To understand why seeing a dentist can significantly maintain overall well-being, you’ll need to know more about your teeth and how they are best maintained. Teeth are formed of three main parts: the outermost part is the toughest, and is called the enamel. The next part is dentin, which is the main part of the tooth, and last, which is the core pulp, made up of soft tissues and nerves.

Tooth decay starts at the outermost layer. Bacteria that stick to your teeth after you eat or drink produce acids that eat into the teeth’s enamel. Sugars and starches are the main fuel for bacteria in producing these acids, as well as in their own reproduction. The buildup of bacteria is noticeable; tartar and plaque are the visible signs of developing tooth decay.

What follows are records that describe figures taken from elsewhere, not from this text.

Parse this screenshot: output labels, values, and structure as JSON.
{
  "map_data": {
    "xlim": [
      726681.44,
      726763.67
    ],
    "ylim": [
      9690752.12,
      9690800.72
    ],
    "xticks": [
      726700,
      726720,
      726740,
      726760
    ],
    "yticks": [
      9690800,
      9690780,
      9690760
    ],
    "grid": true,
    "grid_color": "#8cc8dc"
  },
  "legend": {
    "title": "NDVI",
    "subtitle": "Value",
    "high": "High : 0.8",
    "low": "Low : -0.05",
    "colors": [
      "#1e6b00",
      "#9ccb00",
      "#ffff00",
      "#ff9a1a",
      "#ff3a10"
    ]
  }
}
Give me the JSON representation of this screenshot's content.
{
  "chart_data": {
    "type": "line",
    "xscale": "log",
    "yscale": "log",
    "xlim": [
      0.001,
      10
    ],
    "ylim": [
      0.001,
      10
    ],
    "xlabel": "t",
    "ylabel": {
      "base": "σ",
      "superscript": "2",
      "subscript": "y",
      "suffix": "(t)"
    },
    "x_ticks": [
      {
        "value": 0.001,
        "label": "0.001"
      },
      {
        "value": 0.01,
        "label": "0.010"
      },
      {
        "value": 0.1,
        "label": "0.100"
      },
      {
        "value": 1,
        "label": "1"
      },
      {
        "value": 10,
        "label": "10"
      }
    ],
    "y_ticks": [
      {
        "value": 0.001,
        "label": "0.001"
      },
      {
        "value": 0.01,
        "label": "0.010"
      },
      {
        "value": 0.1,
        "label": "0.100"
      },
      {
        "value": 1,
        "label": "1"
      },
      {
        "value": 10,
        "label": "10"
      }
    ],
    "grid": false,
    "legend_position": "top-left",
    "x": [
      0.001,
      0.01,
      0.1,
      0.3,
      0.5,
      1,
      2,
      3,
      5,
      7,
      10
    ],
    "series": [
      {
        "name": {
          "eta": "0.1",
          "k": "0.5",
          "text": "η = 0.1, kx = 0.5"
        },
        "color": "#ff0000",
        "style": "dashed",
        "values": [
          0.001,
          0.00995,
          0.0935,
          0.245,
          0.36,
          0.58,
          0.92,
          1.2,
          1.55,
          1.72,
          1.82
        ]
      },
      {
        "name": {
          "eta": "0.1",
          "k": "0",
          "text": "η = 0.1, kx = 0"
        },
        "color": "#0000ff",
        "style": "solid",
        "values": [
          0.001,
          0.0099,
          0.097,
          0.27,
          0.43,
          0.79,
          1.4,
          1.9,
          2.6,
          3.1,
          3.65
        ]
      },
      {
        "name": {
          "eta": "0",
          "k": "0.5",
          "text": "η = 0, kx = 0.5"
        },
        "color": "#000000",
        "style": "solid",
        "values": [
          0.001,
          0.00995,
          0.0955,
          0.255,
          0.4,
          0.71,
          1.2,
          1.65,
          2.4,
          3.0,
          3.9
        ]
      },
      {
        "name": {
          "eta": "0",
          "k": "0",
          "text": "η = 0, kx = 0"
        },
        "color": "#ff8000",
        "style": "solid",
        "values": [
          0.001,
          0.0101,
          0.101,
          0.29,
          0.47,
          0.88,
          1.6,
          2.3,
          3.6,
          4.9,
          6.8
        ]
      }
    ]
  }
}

This is why keeping a regular schedule of visits to your skilled Nashua dentist like Dr. Taraneh Mahjoobi of Mahjoobi Family Dentist is necessary. Regular professional cleaning of your teeth will ensure that bacteria don’t build up too much over time. Tartar and plaque are usually scraped by your dentist during these visits, helping slow down tooth decay. With less bacteria in your teeth, less acids will be produced to damage them. Moreover, dentists apply additional teeth protection fluoride varnish as part of their general oral hygiene procedure.

Fluoride does two things: first, it stops the mineral loss in your enamel and replenishes the minerals in the enamel. Second, it reduces the development of acid on your teeth. This can stop tooth decay in its tracks.

A regular check-up is critical to prevent pain or an abscess from an existing cavity. If the cavity is still in its early stage, a dentist can avoid the condition from aggravating by a tooth-filling procedure. Your dentist will drill into the tooth and remove decayed material and then fill it with composite resin, or other dental sealing materials.

When the damage is more extensive, a dental crown is the preferred option. The damaged tooth is filed and then a gold or porcelain cap or “crown” is placed over the remains of the tooth to protect it and restore its function. For decay that has managed to reach into the pulp, a root canal treatment is the recommended procedure. This involves removing the pulp and damaged areas of the tooth, and then filling it up with a sealing material, ending with the saved portion of the tooth being capped by a crown.